Não que tenha sido um domínio de saltar aos olhos, mas a Mercedes manteve o ritmo que a F1 de 2014 lhe proporcionou e liderou as ações no treino que deu o pontapé para a terceira etapa do Mundial. Nesta sexta-feira (4) já à tarde no Bahrein, Lewis Hamilton bateu Nico Rosberg por 0s231 para ficar com seu nome no topo da tabela de tempos.
A terceira posição não ficou com um carro empurrado pela montadora alemã homônima da equipe nem com a evoluída Red Bull. Fernando Alonso fez sua parte, mas vai ser lembrado nesta sessão pela patacoada protagonizada pela Ferrari, que teve leve dificuldade para ver o que é um pneu amarelo e outro branco, misturando-os no carro do espanhol. Nico Hülkenberg terminou em quarto, sempre aparecendo bem, e Jenson Button completou o grupo dos cinco primeiros com uma McLaren que parece discreta.

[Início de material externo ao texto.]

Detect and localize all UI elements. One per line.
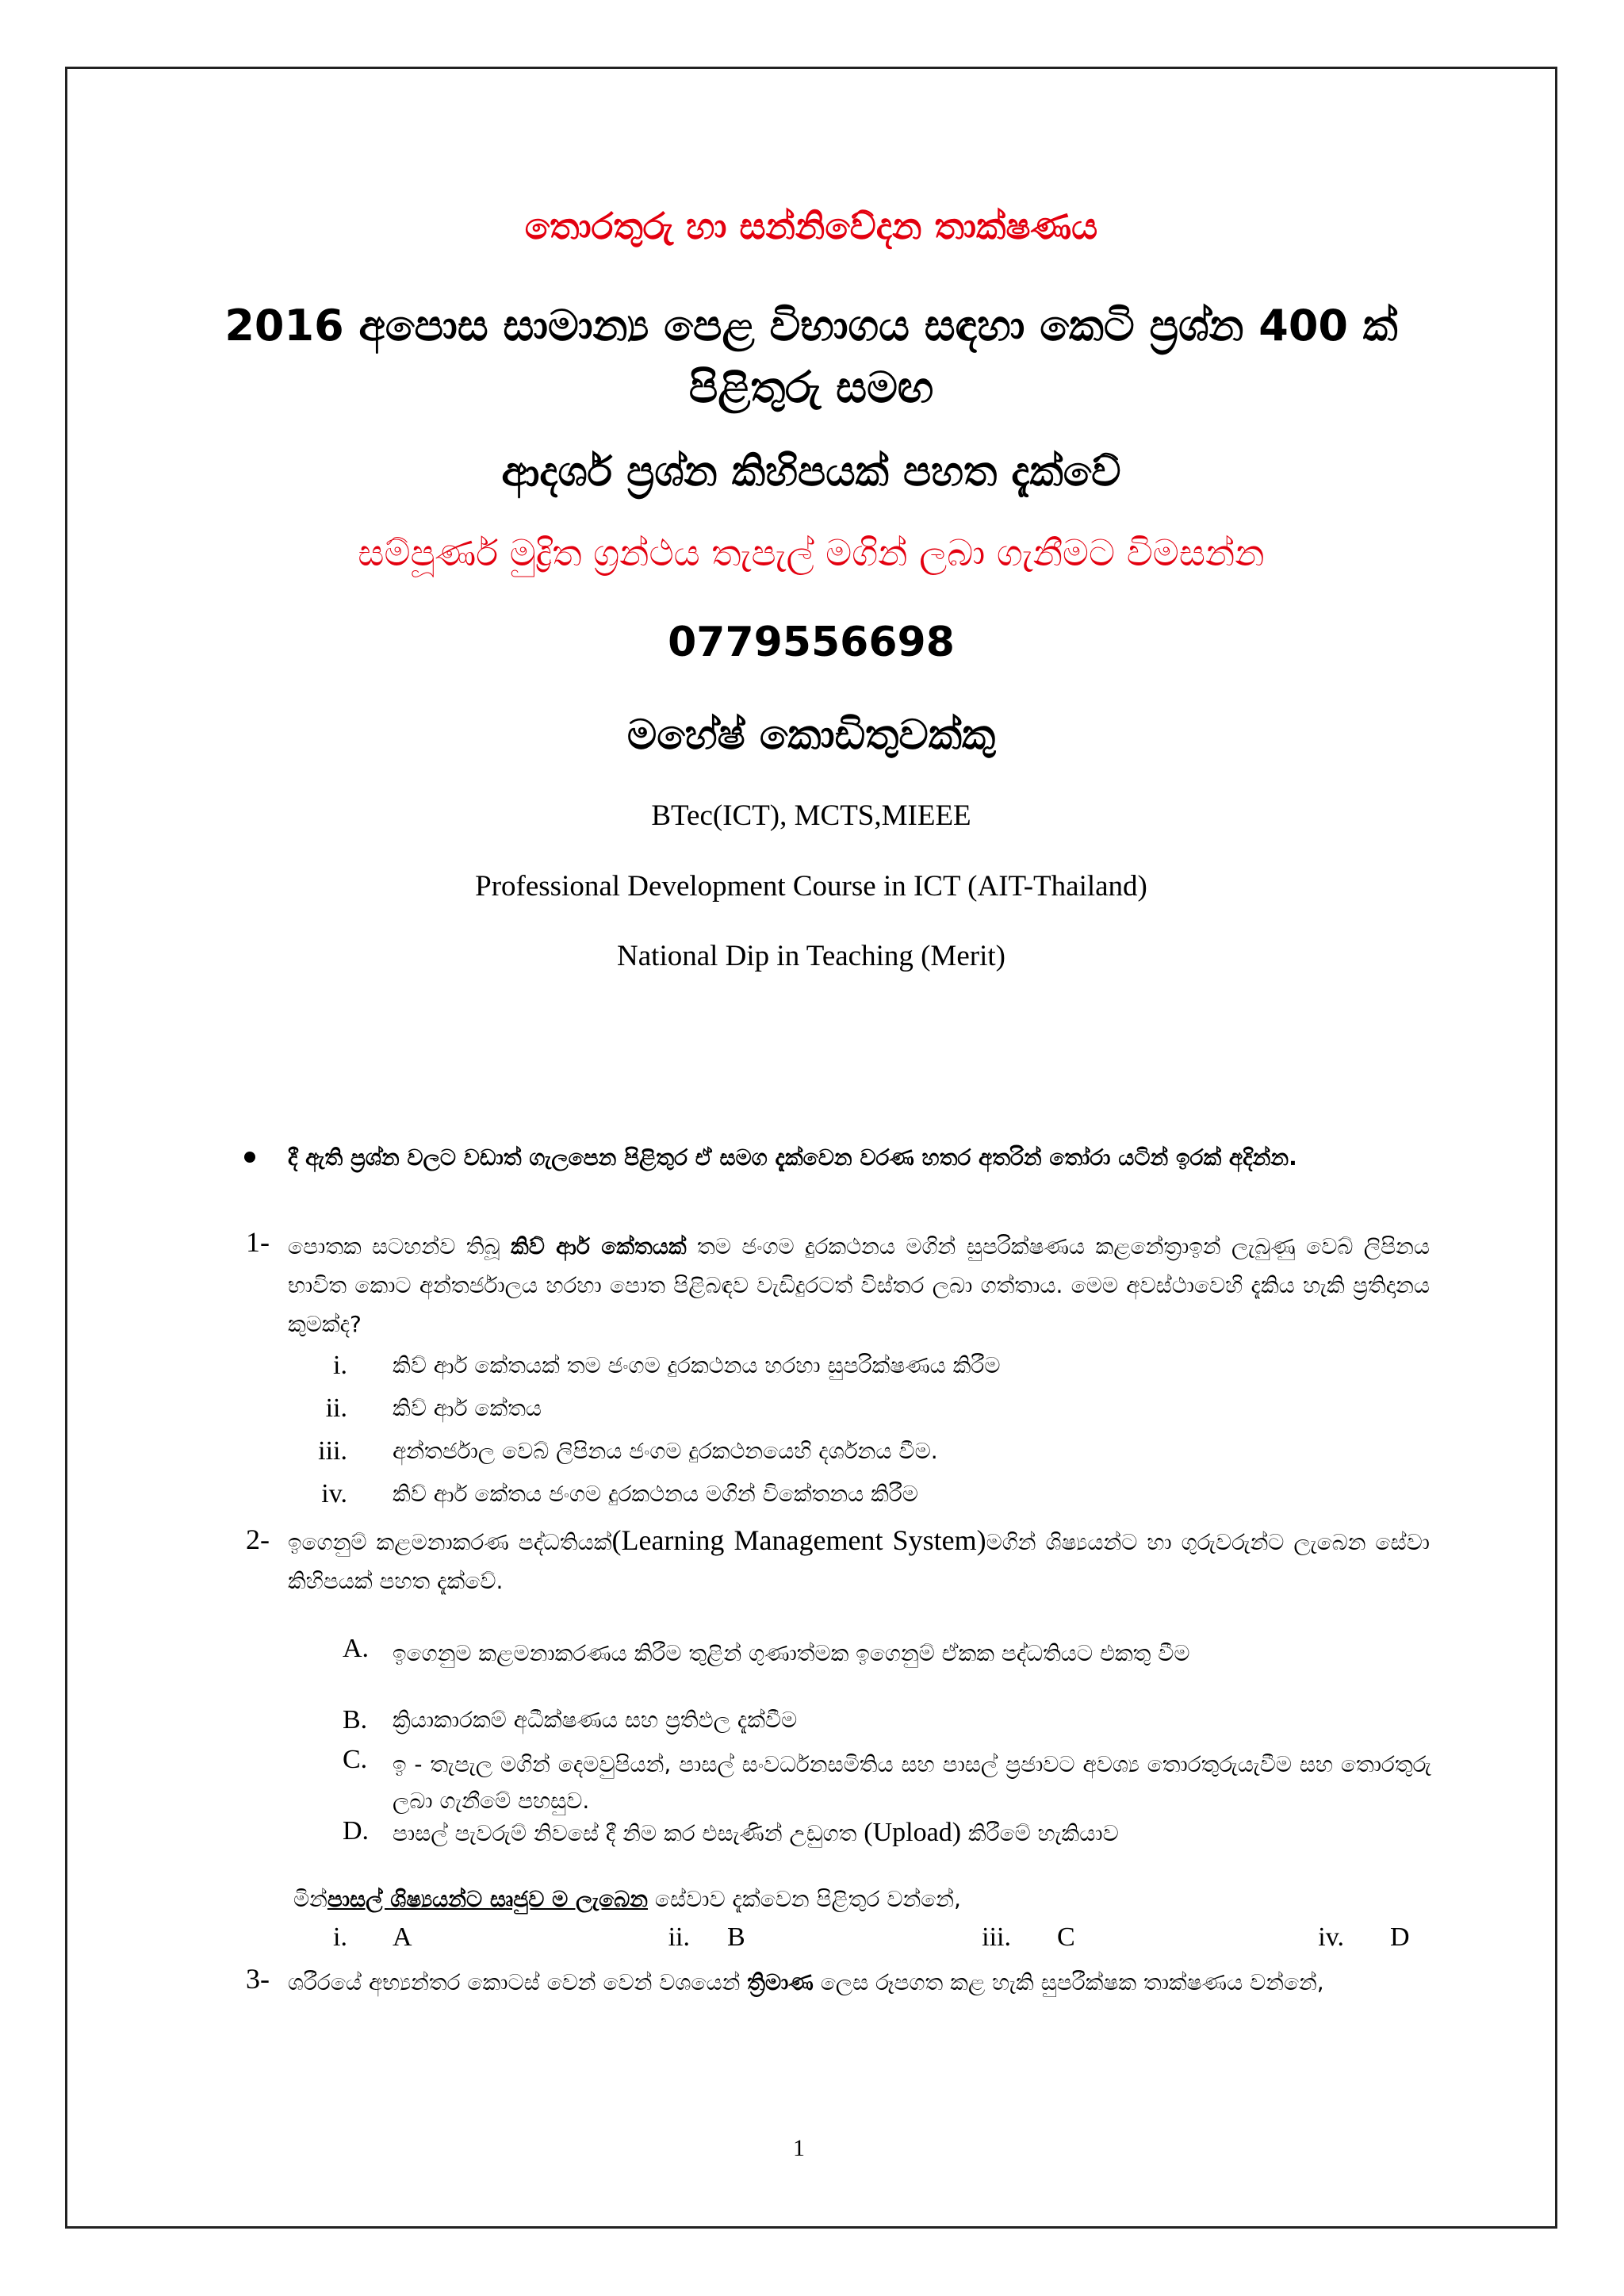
option-text: කිව් ආර් කේතය ජංගම දුරකථනය මගින් විකේතනය කිරීම bbox=[393, 1481, 918, 1507]
answer-text: C bbox=[1057, 1922, 1075, 1952]
answer-number: i. bbox=[333, 1922, 347, 1952]
answer-text: D bbox=[1390, 1922, 1410, 1952]
prompt-emphasis: පාසල් ශිෂ්‍යයන්ට සෘජුව ම ලැබෙන bbox=[327, 1886, 648, 1912]
option-number: i. bbox=[333, 1351, 347, 1380]
answer-prompt: මින්පාසල් ශිෂ්‍යයන්ට සෘජුව ම ලැබෙන සේවාව දැක්වෙන පිළිතුර වන්නේ, bbox=[293, 1886, 961, 1912]
instruction-text: දී ඇති ප්‍රශ්න වලට වඩාත් ගැලපෙන පිළිතුර ඒ සමග දැක්වෙන වරණ හතර අතරින් තෝරා යටින් ඉරක් අදින්න. bbox=[288, 1144, 1297, 1171]
sample-questions-heading: ආදර්ශ ප්‍රශ්න කිහිපයක් පහත දැක්වේ bbox=[501, 448, 1121, 496]
order-notice: සම්පූර්ණ මුද්‍රිත ග්‍රන්ථය තැපැල් මගින් ලබා ගැනීමට විමසන්න bbox=[358, 531, 1265, 574]
answer-number: ii. bbox=[668, 1922, 690, 1952]
answer-number: iv. bbox=[1318, 1922, 1344, 1952]
credential-line: BTec(ICT), MCTS,MIEEE bbox=[651, 799, 971, 832]
item-letter: A. bbox=[343, 1634, 370, 1663]
question-number: 2- bbox=[246, 1524, 270, 1555]
question-number: 1- bbox=[246, 1226, 270, 1258]
main-title-line2: පිළිතුරු සමඟ bbox=[688, 362, 934, 412]
phone-number: 0779556698 bbox=[668, 619, 955, 666]
item-text: ඉ - තැපැල මගින් දෙමවුපියන්, පාසල් සංවර්ධනසමිතිය සහ පාසල් ප්‍රජාවට අවශ්‍ය තොරතුරුයැවීම සහ තොරතුරු ලබා ගැනීමේ පහසුව. bbox=[393, 1751, 1431, 1814]
item-text: පාසල් පැවරුම් නිවසේ දී නිම කර එසැණින් උඩුගත (Upload) කිරීමේ හැකියාව bbox=[393, 1818, 1119, 1847]
option-text: අන්තර්ජාල වෙබ් ලිපිනය ජංගම දුරකථනයෙහි දර්ශනය වීම. bbox=[393, 1438, 938, 1464]
answer-text: B bbox=[727, 1922, 745, 1952]
main-title-line1: 2016 අපොස සාමාන්‍ය පෙළ විභාගය සඳහා කෙටි ප්‍රශ්න 400 ක් bbox=[224, 301, 1398, 351]
author-name: මහේෂ් කොඩිතුවක්කු bbox=[626, 711, 996, 759]
answer-number: iii. bbox=[982, 1922, 1011, 1952]
question-keyword: කිව් ආර් කේතයක් bbox=[511, 1233, 687, 1259]
option-text: කිව් ආර් කේතය bbox=[393, 1395, 542, 1421]
answer-text: A bbox=[393, 1922, 412, 1952]
option-number: iii. bbox=[318, 1436, 347, 1466]
option-text: කිව් ආර් කේතයක් තම ජංගම දුරකථනය හරහා සුපරික්ෂණය කිරීම bbox=[393, 1352, 1001, 1378]
question-text: පොතක සටහන්ව තිබූ කිව් ආර් කේතයක් තම ජංගම දුරකථනය මගින් සුපරික්ෂණය කළනේත්‍රාඉන් ලැබුණු වෙබ් ලිපිනය භාවිත කොට අන්තර්ජාලය හරහා පොත පිළිබඳව වැඩිදුරටත් විස්තර ලබා ගත්තාය. මෙම අවස්ථාවෙහි දැකිය හැකි ප්‍රතිදානය කුමක්ද? bbox=[288, 1233, 1430, 1337]
credential-line: Professional Development Course in ICT (AIT-Thailand) bbox=[475, 870, 1147, 903]
subject-title: තොරතුරු හා සන්නිවේදන තාක්ෂණය bbox=[524, 205, 1098, 247]
item-text: ක්‍රියාකාරකම් අධීක්ෂණය සහ ප්‍රතිඵල දැක්වීම bbox=[393, 1707, 798, 1733]
question-number: 3- bbox=[246, 1963, 270, 1995]
page-number: 1 bbox=[793, 2135, 805, 2161]
item-letter: D. bbox=[343, 1816, 370, 1846]
item-letter: B. bbox=[343, 1705, 368, 1734]
main-title bbox=[65, 295, 1557, 419]
item-text: ඉගෙනුම කළමනාකරණය කිරීම තුළින් ගුණාත්මක ඉගෙනුම් ඒකක පද්ධතියට එකතු වීම bbox=[393, 1640, 1190, 1666]
bullet-icon bbox=[244, 1152, 255, 1163]
question-keyword: ත්‍රිමාණ bbox=[747, 1969, 814, 1995]
option-number: ii. bbox=[325, 1393, 347, 1423]
question-text: ශරීරයේ අභ්‍යන්තර කොටස් වෙන් වෙන් වශයෙන් ත්‍රිමාණ ලෙස රූපගත කළ හැකි සුපරීක්ෂක තාක්ෂණය වන්නේ, bbox=[288, 1969, 1324, 1995]
item-letter: C. bbox=[343, 1745, 368, 1774]
option-number: iv. bbox=[321, 1479, 347, 1508]
credential-line: National Dip in Teaching (Merit) bbox=[617, 940, 1005, 972]
question-text: ඉගෙනුම් කළමනාකරණ පද්ධතියක්(Learning Management System)මගින් ශිෂ්‍යයන්ට හා ගුරුවරුන්ට ලැබෙන සේවා කිහිපයක් පහත දැක්වේ. bbox=[288, 1524, 1430, 1594]
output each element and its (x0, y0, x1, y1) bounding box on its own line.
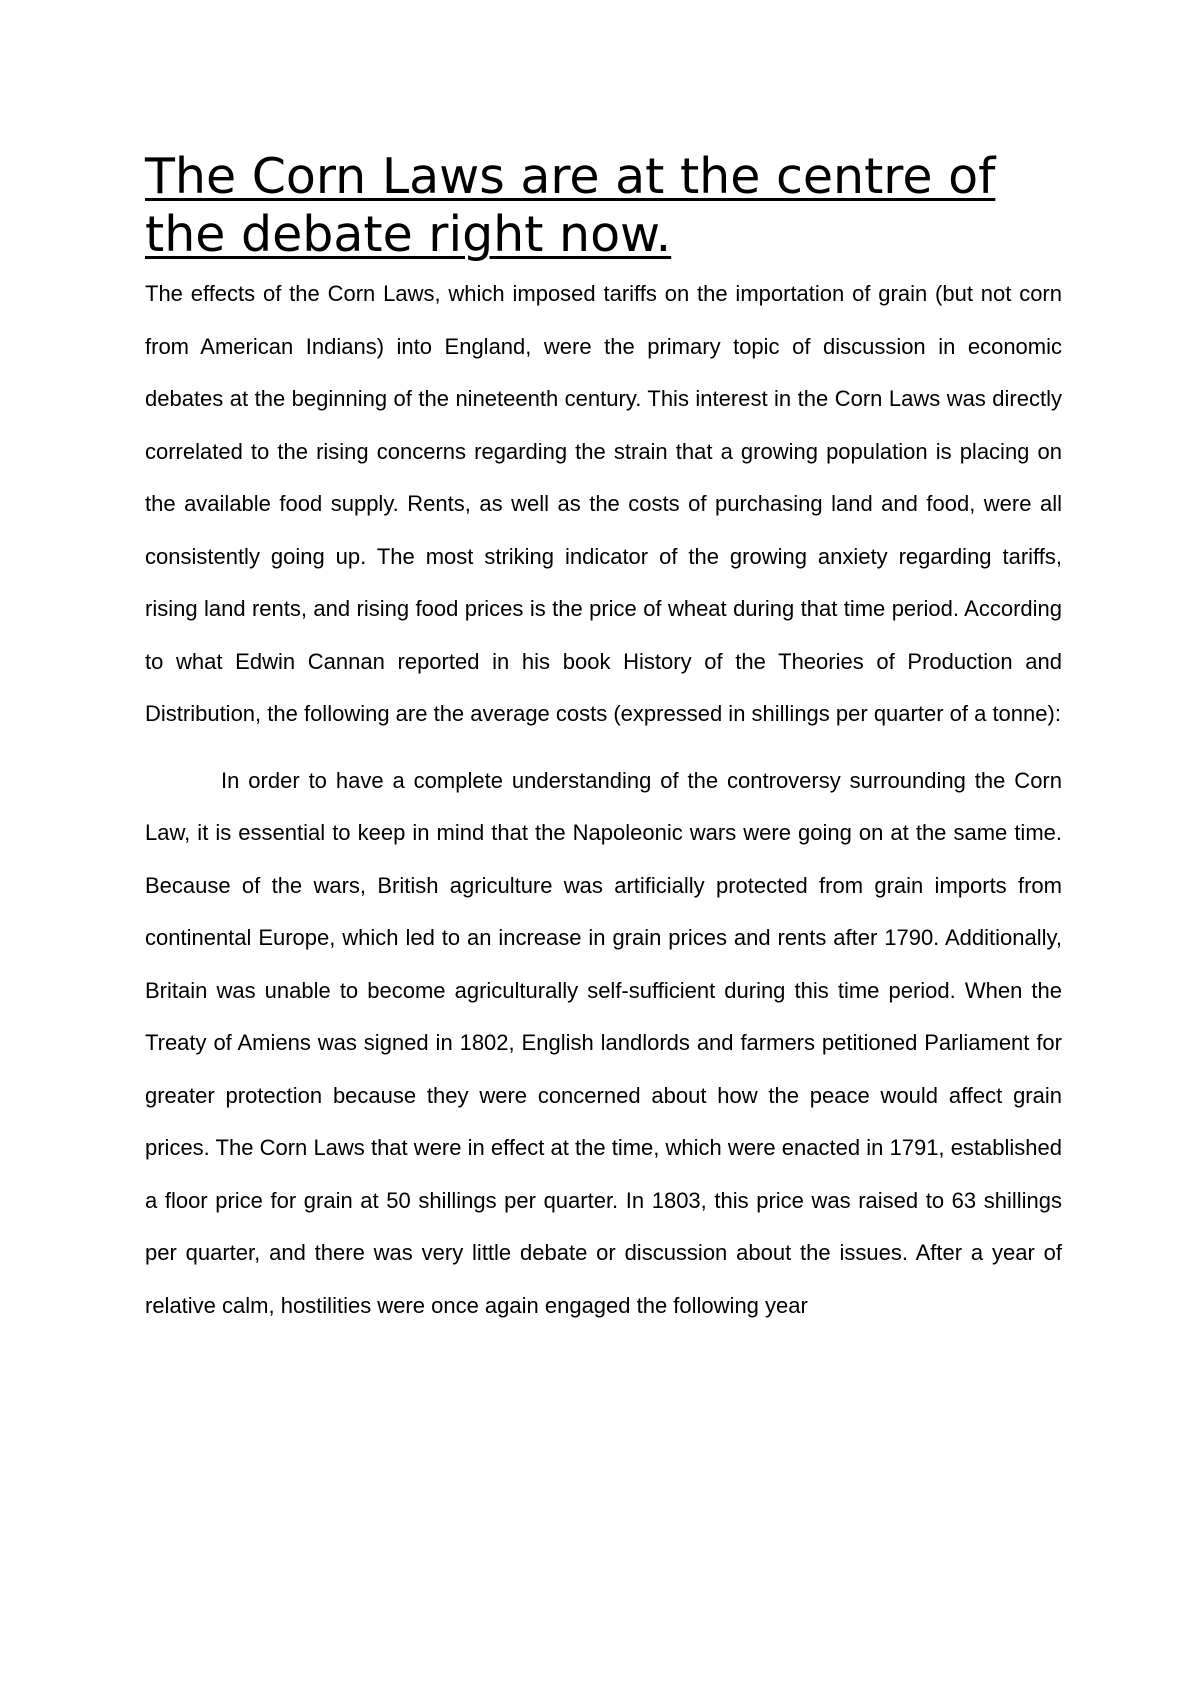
paragraph-corn-laws-effects: The effects of the Corn Laws, which imposed tariffs on the importation of grain (but not corn from American Indians) into England, were the primary topic of discussion in economic debates at the beginning of the nineteenth century. This interest in the Corn Laws was directly correlated to the rising concerns regarding the strain that a growing population is placing on the available food supply. Rents, as well as the costs of purchasing land and food, were all consistently going up. The most striking indicator of the growing anxiety regarding tariffs, rising land rents, and rising food prices is the price of wheat during that time period. According to what Edwin Cannan reported in his book History of the Theories of Production and Distribution, the following are the average costs (expressed in shillings per quarter of a tonne): (145, 281, 1062, 726)
document-title: The Corn Laws are at the centre of the debate right now. (145, 148, 996, 263)
document-body (145, 148, 1062, 1332)
paragraph-napoleonic-wars: In order to have a complete understanding of the controversy surrounding the Corn Law, it is essential to keep in mind that the Napoleonic wars were going on at the same time. Because of the wars, British agriculture was artificially protected from grain imports from continental Europe, which led to an increase in grain prices and rents after 1790. Additionally, Britain was unable to become agriculturally self-sufficient during this time period. When the Treaty of Amiens was signed in 1802, English landlords and farmers petitioned Parliament for greater protection because they were concerned about how the peace would affect grain prices. The Corn Laws that were in effect at the time, which were enacted in 1791, established a floor price for grain at 50 shillings per quarter. In 1803, this price was raised to 63 shillings per quarter, and there was very little debate or discussion about the issues. After a year of relative calm, hostilities were once again engaged the following year (145, 767, 1062, 1318)
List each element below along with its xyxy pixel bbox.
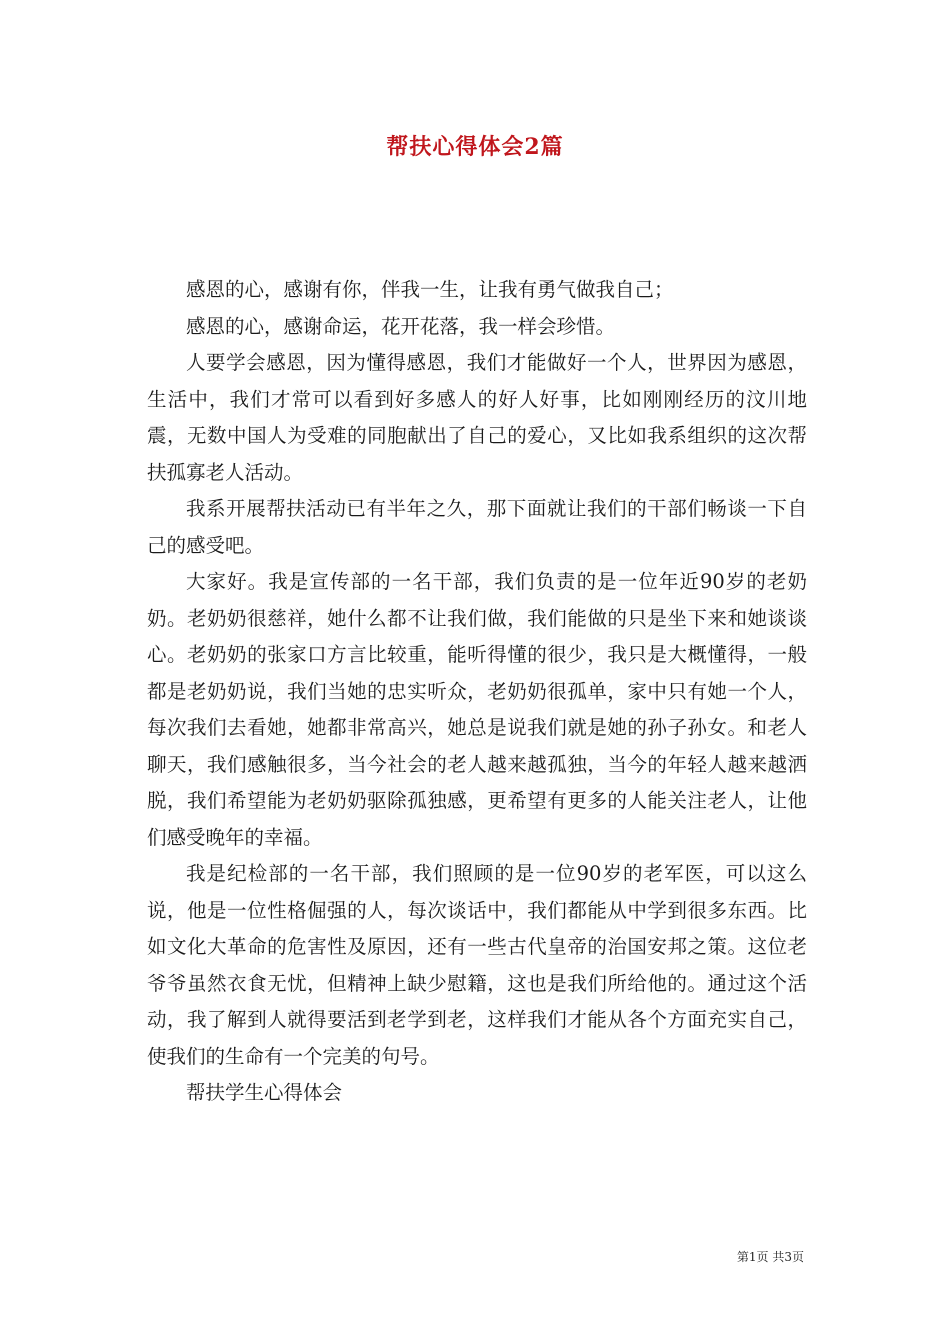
paragraph-2: 感恩的心，感谢命运，花开花落，我一样会珍惜。 [186, 314, 616, 338]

Na Williams com um pouquinho de Brasil, iá-iá, Felipe Nasr fez sua estreia com um carro de F1 em um fim de semana de GP. Terminou sua participação em 13º, duas posições acima do titular e xará Massa.
Os carros foram à pista assim que as luzes verdes piscaram na saída dos boxes, com Caterham, Toro Rosso, Marussia e até Vettel sentindo seus carros na volta de instalação. Quando deu uns 5 minutos de treino, Rosberg saiu e reclamou de pronto com a equipe: “Perdi potência”; aos 12, Magnussen relatou com afinco um problema com os freios. Não estava muito fácil, pois, aos pilotos de Mercedes e McLaren, respectivamente.
Os pilotos ‘extras’ foram aqueles responsáveis pelas primeiras voltas cronometradas. O ótimo Robin Frijns, de Caterham, marcou 1min44s052 como sua primeira volta, logo superado por Nasr. Com a Williams que pertence a Valtteri Bottas, o brasileiro fez 1mins41s311 para constar em suas anotações. Giedo van der Garde era o terceiro da turma, andando com a obesa e plúmbea Sauber.
Treino vai, treino vem, 22 minutos, e eis que apareceu o novo líder: Rosberg, aquele que tinha problemas de potência. Mas o recuperado alemão foi superado logo na sequência pelo companheiro Hamilton, 1min38s395, trazendo à baila Hülkenberg – aquele para quem não dão um carro de ponta que lhe permita brigar pelo título.
A bem da verdade, o treino não foi. Por muito tempo, as atividades estiveram longe de ser intensas, restando à TV buscar a indignação de Adrian Sutil e os boxes da Williams, por exemplo. O alemão, aliás, não anda muito feliz com a F1: depois de dizer que mal se hidratava para evitar carregar peso no carro, teve de esperar a Sauber resolver um problema técnico para poder ir à pista, pouco depois da metade do tempo da sessão.
Foi neste momento que aconteceu o momento pastelão: a Ferrari liberou Alonso para sair. O espanhol andou uns 50 metros e parou bruscamente. Os mecânicos foram buscá-lo para recolher o carro. Problema técnico? Nova espécie de teste de largada? Não: a equipe simplesmente colocou um pneu duro (faixa branca) do lado esquerdo e um macio (amarela) do direito.
O último a marcar tempo foi Massa. Melhor dos treinos coletivos na pré-temporada, o brasileiro colocou-se em oitavo, 1s138 atrás de Hamilton, e foi sua melhor passagem naquele stint.
Mudanças só foram acontecer na tabela de tempos quando Alonso, devidamente monocromático em seus pneus, cravou 1min37s953. Hülk – que tem feito grandes disputas com o próprio Alonso desde o meio da temporada passada – veio na cola. Rosberg, então, se animou, voltou à pista e marcou 1min37s733. Hamilton acabou com a brincadeira na sequência e botou ordem na casa mercediana: 1min37s502.
Vettel fez um treino pra lá de discreto, lembrando até os tempos em que a Red Bull esteve em Sakhir fazendo a pré-temporada: décima colocação, logo à frente de Massa. Nasr ficou meio segundo atrás do compatriota/companheiro.
A próxima sessão no Bahrein acontece ao meio-dia (de Brasília), quando o sol começa a se pôr e dá lugar à noite.